WHEN our first three kids were little, we were dragged down the pet shop to buy them a goldfish each. Max, the fourth born, was only a baby at the time so he didn’t get one.

One by one, his brothers and sister pointed into a tank teeming with hundreds of fish and expected the pet shop owner to catch exactly the right one in a net the size of a tea-strainer.

It was the aquatic equivalent of trying to spot a needle in a haystack and I remember his sighs getting deeper and deeper as he kept having to chuck fish back into the tank and try again…and again…and again.

In the end, Jack ended up with a black, boggly-eyed chap called Bow while his brother, Chris, had a more traditional goldfish called Arrow. Their sister, Hannah, weighed in as the proud owner of a whitish fish named Emma.

They were kept in a tank in the hall of our house but the novelty soon wore off and, for one reason or another, Bow, Arrow and Emma didn’t live to see old age.

The years have swum by in a blur since then but we’ve just taken a trip back in time after getting a new garden pond with a little waterfall.

As soon as the pond was finished, the “kids” – now aged 26, 25, 23 and 20 – were keen to get some fish.

This time, we went to a garden centre where there was an even bigger tank, with even more fish. One by one, the kids pointed out the fish they wanted and the exasperated bloke in charge had to try to net the right one.

Eventually, Christopher named his fish “Dagon” after an ancient fish-god. Jack, who is studying literature, opted to name his after the 19th century poet “Gerard Manley Hopkins”. Hannah, whose passion in life is food, simply plumped for “Chips”. Max is still working on a name for his.

But it didn’t end there because, these days, we have an extended family. Hannah’s boyfriend, Jamie, was allowed to choose a fish and called it Moby. Christopher’s girlfriend, Lisa, was next up and called hers Ruby, in honour of her Gran.

Naturally, we couldn’t leave out our baby grand-daughter, Chloe, so she had a fish chosen for her by her mum and dad.
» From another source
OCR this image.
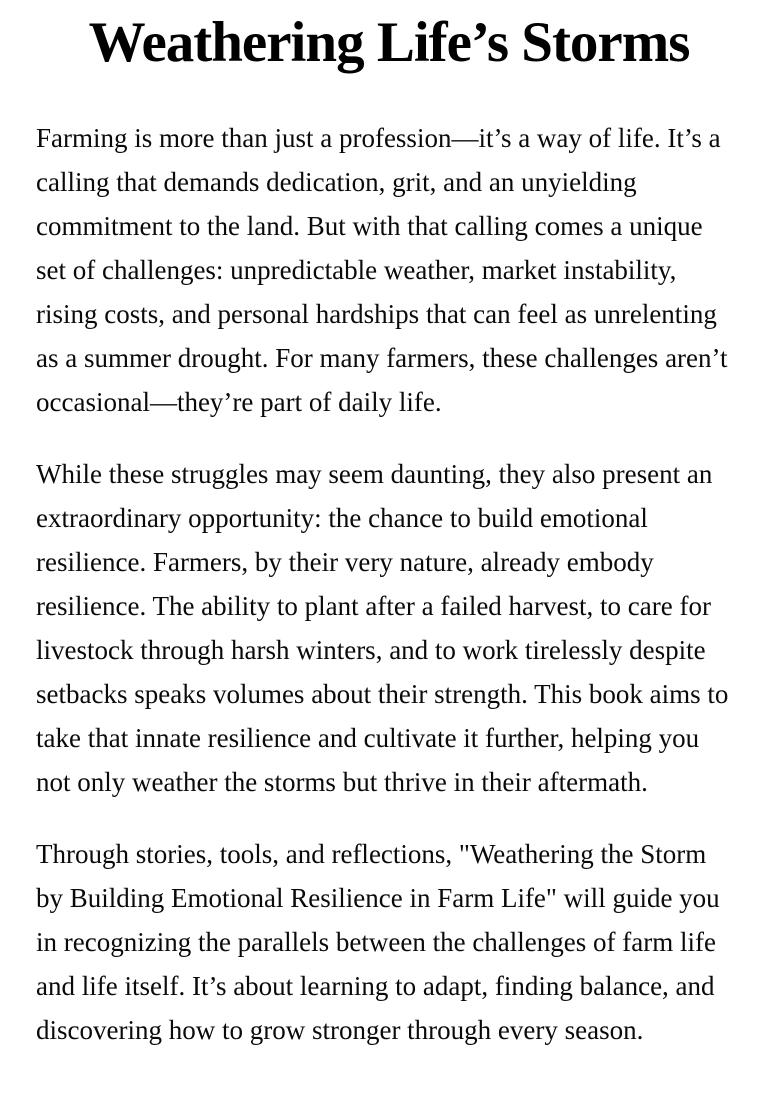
Weathering Life’s Storms

Farming is more than just a profession—it’s a way of life. It’s a calling that demands dedication, grit, and an unyielding commitment to the land. But with that calling comes a unique set of challenges: unpredictable weather, market instability, rising costs, and personal hardships that can feel as unrelenting as a summer drought. For many farmers, these challenges aren’t occasional—they’re part of daily life.

While these struggles may seem daunting, they also present an extraordinary opportunity: the chance to build emotional resilience. Farmers, by their very nature, already embody resilience. The ability to plant after a failed harvest, to care for livestock through harsh winters, and to work tirelessly despite setbacks speaks volumes about their strength. This book aims to take that innate resilience and cultivate it further, helping you not only weather the storms but thrive in their aftermath.

Through stories, tools, and reflections, "Weathering the Storm by Building Emotional Resilience in Farm Life" will guide you in recognizing the parallels between the challenges of farm life and life itself. It’s about learning to adapt, finding balance, and discovering how to grow stronger through every season.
It’s called Ponyo, which is apparently the Japanese version of The Little Mermaid.

That left me and my wife and, after exhaustive consideration, the woman I married has named her fish “Corners”. Why? Because it kept swimming into the corners of the plastic bag on the way home from the garden centre. Ingenious.

Determined to be more ambitious than her, I put out a plea for fish names on social media and a shoal of suggestions came flooding in.

I was definitely tempted by “Huckleberry Finn”, proposed by David Cadman. But then Barry Davis nearly had me hooked with “Fishy McFish Face”. And Jenny Peat was nothing less than inspired when she wrote: “You’ve got the fish, you’ve got Chips, how about Mushy Pete?”

But, in the end, I’m proud to declare that the winning suggestion came from Saul Kennedy, of Newton Aycliffe.

Yes, my goldfish, living happily in our new garden pond, is called “James Pond – Bubble-O-7”.

Call me childish, but that’s o-fish-al.

THE THINGS THEY SAY

TEACHER Emma Johnson, a graduate of Durham University, got in touch to tell me about a geography lesson in her Year 2 class.

The pupils had been looking at comparisons between Scotland and Brazil because the Rio Olympics were coming up. They looked at key landmarks such as castles, mountains and rivers and discussed the food and language of both countries.

At the end of the session, Emma asked the children to write one thing that they had found out and hadn't known before on to a Post-it note and stick it on the door as they left for lunch.

It wasn't till the end of the day that she got chance to read what the children had written and burst out laughing when she saw that one included: "Scottish people speak garlic."

THANK you also to Sue Campbell, of Gainford, for letting me know about her three-year-old grandson Mal.

Mal had enjoyed a piece of his Grandma’s Yorkshire parkin for dessert after lunch and, in the style of Oliver Twist, asked his Mummy: “Can I please have some more?”

“Well, how about having something that isn’t cake?” suggested his Mummy.

Mal considered this for a moment and then replied: “Actually, I’d like something that IS cake.”